Beginners or collectors with less purchasing power, benefit more economically by investing in art of emerging African artists. They are less expensive than that of prominent artists, but it does not necessarily mean they are a bad investment or not valuable. Art galleries regularly seek emerging artists because they often produce new styles and mediums. Unrecognized African artists are an essential investment; when clients purchase their work, emerging artists develop their craft and further establish themselves within the international art market. As their value increases in the arts ecosystem, so does the buyer’s collection.(Source: Artsy) Unique cryptographic tokens like NFT’s, have flexible price points, and are a good way to invest in art for inexperienced collectors and art lovers. They have  a market that is financially rewarding, and new collectors get the opportunity to learn more about the space, and they often engage directly with the artist. However, like any other artform, a certain agility and finesse is required to avoid being scammed. It is advisable to steer clear of unrecognized sites, never share private information like wallet, recovery phrase and avoid responding to DM’s with over-hyped profitable offers.  (Source: Art+Tech Report)
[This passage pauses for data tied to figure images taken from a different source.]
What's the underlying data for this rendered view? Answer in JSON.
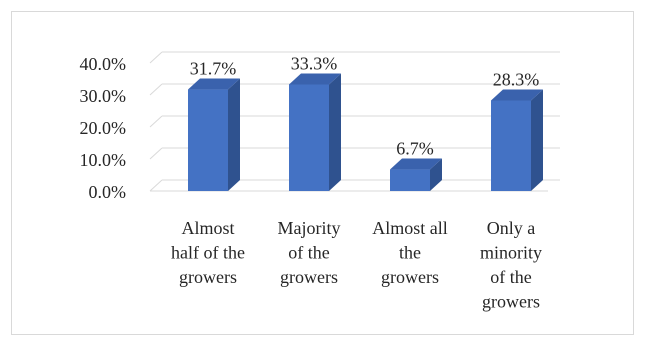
{
  "chart_data": {
    "type": "bar",
    "style": "3d-column",
    "categories": [
      [
        "Almost",
        "half of the",
        "growers"
      ],
      [
        "Majority",
        "of the",
        "growers"
      ],
      [
        "Almost all",
        "the",
        "growers"
      ],
      [
        "Only a",
        "minority",
        "of the",
        "growers"
      ]
    ],
    "values": [
      31.7,
      33.3,
      6.7,
      28.3
    ],
    "value_labels": [
      "31.7%",
      "33.3%",
      "6.7%",
      "28.3%"
    ],
    "y_ticks": [
      "0.0%",
      "10.0%",
      "20.0%",
      "30.0%",
      "40.0%"
    ],
    "ylim": [
      0,
      40
    ],
    "grid": true,
    "legend": "none",
    "colors": {
      "bar_front": "#4472c4",
      "bar_side": "#2f528f",
      "bar_top": "#3a62ad",
      "grid": "#d9d9d9"
    }
  }
}
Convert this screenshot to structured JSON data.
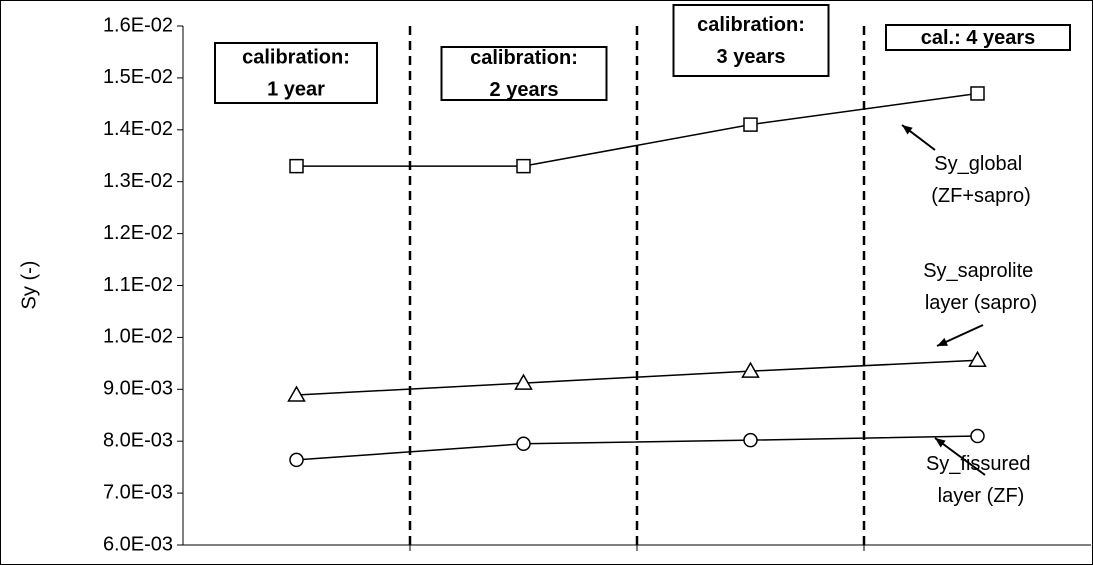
{
  "chart_data": {
    "type": "line",
    "ylabel": "Sy (-)",
    "categories": [
      null,
      null,
      null,
      null
    ],
    "ylim": [
      0.006,
      0.016
    ],
    "yticks": [
      {
        "value": 0.006,
        "label": "6.0E-03"
      },
      {
        "value": 0.007,
        "label": "7.0E-03"
      },
      {
        "value": 0.008,
        "label": "8.0E-03"
      },
      {
        "value": 0.009,
        "label": "9.0E-03"
      },
      {
        "value": 0.01,
        "label": "1.0E-02"
      },
      {
        "value": 0.011,
        "label": "1.1E-02"
      },
      {
        "value": 0.012,
        "label": "1.2E-02"
      },
      {
        "value": 0.013,
        "label": "1.3E-02"
      },
      {
        "value": 0.014,
        "label": "1.4E-02"
      },
      {
        "value": 0.015,
        "label": "1.5E-02"
      },
      {
        "value": 0.016,
        "label": "1.6E-02"
      }
    ],
    "series": [
      {
        "name": "Sy_global (ZF+sapro)",
        "color": "#000000",
        "marker": "square",
        "values": [
          0.0133,
          0.0133,
          0.0141,
          0.0147
        ]
      },
      {
        "name": "Sy_saprolite layer (sapro)",
        "color": "#000000",
        "marker": "triangle",
        "values": [
          0.00889,
          0.00912,
          0.00935,
          0.00956
        ]
      },
      {
        "name": "Sy_fissured layer (ZF)",
        "color": "#000000",
        "marker": "circle",
        "values": [
          0.00764,
          0.00795,
          0.00802,
          0.0081
        ]
      }
    ],
    "annotations": [
      {
        "lines": [
          "calibration:",
          "1 year"
        ]
      },
      {
        "lines": [
          "calibration:",
          "2 years"
        ]
      },
      {
        "lines": [
          "calibration:",
          "3 years"
        ]
      },
      {
        "lines": [
          "cal.: 4 years"
        ]
      }
    ]
  }
}
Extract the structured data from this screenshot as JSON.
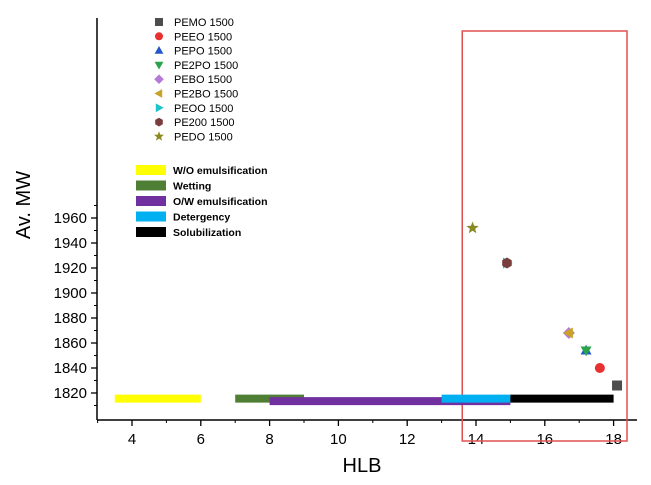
{
  "chart_data": {
    "type": "scatter",
    "title": "",
    "xlabel": "HLB",
    "ylabel": "Av. MW",
    "xlim": [
      3,
      19
    ],
    "ylim": [
      1810,
      1970
    ],
    "x_ticks": [
      4,
      6,
      8,
      10,
      12,
      14,
      16,
      18
    ],
    "y_ticks": [
      1820,
      1840,
      1860,
      1880,
      1900,
      1920,
      1940,
      1960
    ],
    "grid": false,
    "series": [
      {
        "name": "PEMO 1500",
        "marker": "square",
        "color": "#4d4d4d",
        "points": [
          [
            18.1,
            1826
          ]
        ]
      },
      {
        "name": "PEEO 1500",
        "marker": "circle",
        "color": "#e83030",
        "points": [
          [
            17.6,
            1840
          ]
        ]
      },
      {
        "name": "PEPO 1500",
        "marker": "triangle-up",
        "color": "#2457c8",
        "points": [
          [
            17.2,
            1854
          ]
        ]
      },
      {
        "name": "PE2PO 1500",
        "marker": "triangle-down",
        "color": "#2aa34a",
        "points": [
          [
            17.2,
            1854
          ]
        ]
      },
      {
        "name": "PEBO 1500",
        "marker": "diamond",
        "color": "#b57ad6",
        "points": [
          [
            16.7,
            1868
          ]
        ]
      },
      {
        "name": "PE2BO 1500",
        "marker": "triangle-left",
        "color": "#c9a227",
        "points": [
          [
            16.7,
            1868
          ]
        ]
      },
      {
        "name": "PEOO 1500",
        "marker": "triangle-right",
        "color": "#1ec2c9",
        "points": [
          [
            14.9,
            1924
          ]
        ]
      },
      {
        "name": "PE200 1500",
        "marker": "hexagon",
        "color": "#7a3d3d",
        "points": [
          [
            14.9,
            1924
          ]
        ]
      },
      {
        "name": "PEDO 1500",
        "marker": "star",
        "color": "#8a8a22",
        "points": [
          [
            13.9,
            1952
          ]
        ]
      }
    ],
    "hlb_ranges": [
      {
        "name": "W/O emulsification",
        "color": "#ffff00",
        "from": 3.5,
        "to": 6.0,
        "y": 1815.5
      },
      {
        "name": "Wetting",
        "color": "#4f7f34",
        "from": 7.0,
        "to": 9.0,
        "y": 1815.5
      },
      {
        "name": "O/W emulsification",
        "color": "#7030a0",
        "from": 8.0,
        "to": 15.0,
        "y": 1813.5
      },
      {
        "name": "Detergency",
        "color": "#00b0f0",
        "from": 13.0,
        "to": 15.0,
        "y": 1815.5
      },
      {
        "name": "Solubilization",
        "color": "#000000",
        "from": 15.0,
        "to": 18.0,
        "y": 1815.5
      }
    ],
    "highlight_box": {
      "color": "#e05050",
      "x_from": 13.6,
      "x_to": 19.3,
      "y_from": 1810,
      "y_to": 1965
    },
    "legend_markers": {
      "placement": "top-left"
    },
    "legend_ranges": {
      "placement": "middle-left"
    }
  }
}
Online galleries such as www.taah.co.uk are generally more approachable when it comes to providing information, and new buyers can easily compare artists, styles and prices. A great way to build a unique collection is to conduct research and ask the right questions. Consider goals, love and interest, attend art fairs, openings and exhibitions and purchase limited edition works like original prints and photographs. There is no fixed rule to African art collecting, but the collector needs to acquire a sense of discernment to draw parallels between their preference and budget range. Purchase art with your instinct, request a certificate of authenticity for each purchase, evaluate cost of shipping, taxes and customs, to build a formidable collection. In a wider future, patrons and key players within the African art scene are confident that the interest in African art is here to stay and that the market value of African art will continue to rise.


*This report  provides a synoptic overview of the art market utilizing the frame of reference from art market reports, art advisors, auction houses and collectors of emerging art sectors. It commits to unveiling an overall feel of current market trends, and a critical contemplation into the contemporary African art market.